Pseudo-Abelian integrals: unfolding generic exponential case

TL;DR

This paper establishes a uniform bound on the number of zeros of pseudo-abelian integrals arising from unfolded integrable polynomial systems with Darboux first integrals, extending classical results to a more general setting.

Contribution

It introduces a bound for the zeros of pseudo-abelian integrals in unfolded systems, generalizing Varchenko-Khovanskii's theorem from abelian to pseudo-abelian integrals.

Findings

Existence of a uniform local bound for zeros of pseudo-abelian integrals.

Extension of classical theorems to more general integrable systems.

Application to systems with generalized Darboux first integrals.

Abstract

We consider an integrable polynomial system with generalized Darboux first integral H_0. We assume that it defines a family of real cycles in a region bounded by a polycycle.
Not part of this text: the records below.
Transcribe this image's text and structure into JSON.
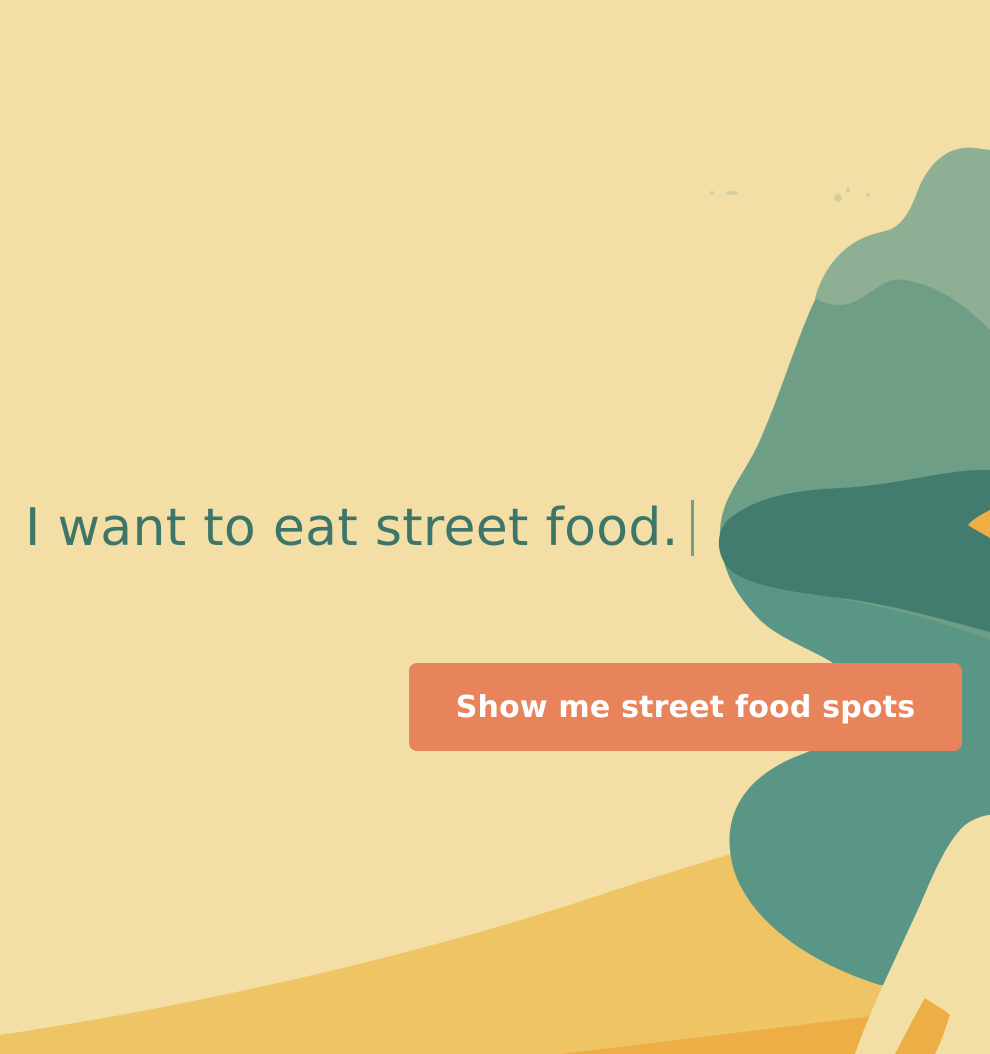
{
  "hero": {
    "headline": "I want to eat street food.",
    "cta_label": "Show me street food spots"
  },
  "colors": {
    "background": "#F3DFA6",
    "headline_text": "#3E7569",
    "caret": "#6F9E8B",
    "cta_bg": "#E8845C",
    "cta_text": "#FFFFFF",
    "sand_light": "#EEC465",
    "sand_dark": "#ECAE45",
    "foliage_light": "#8EAF93",
    "foliage_mid": "#6F9E86",
    "foliage_dark": "#427C6E",
    "foliage_teal": "#5A9685",
    "trunk": "#F3DFA6"
  },
  "illustration": {
    "name": "tree-landscape-illustration"
  }
}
To any polynomial form \eta one can associate the pseudo-abelian integrals I(h), which is the first order term of the displacement function of the system perturbed by \eta. We consider Darboux first integrals unfolding H_0 (and its saddle-nodes) and pseudo-abelian integrals associated to these unfoldings. Under genericity assumptions we show the existence of a uniform local bound for the number of zeros of these pseudo-abelian integrals. The result is part of a program to extend Varchenko-Khovanskii's theorem from abelian integrals to pseudo-abelian integrals and prove the existence of a bound for the number of their zeros in function of the degree of the polynomial system only.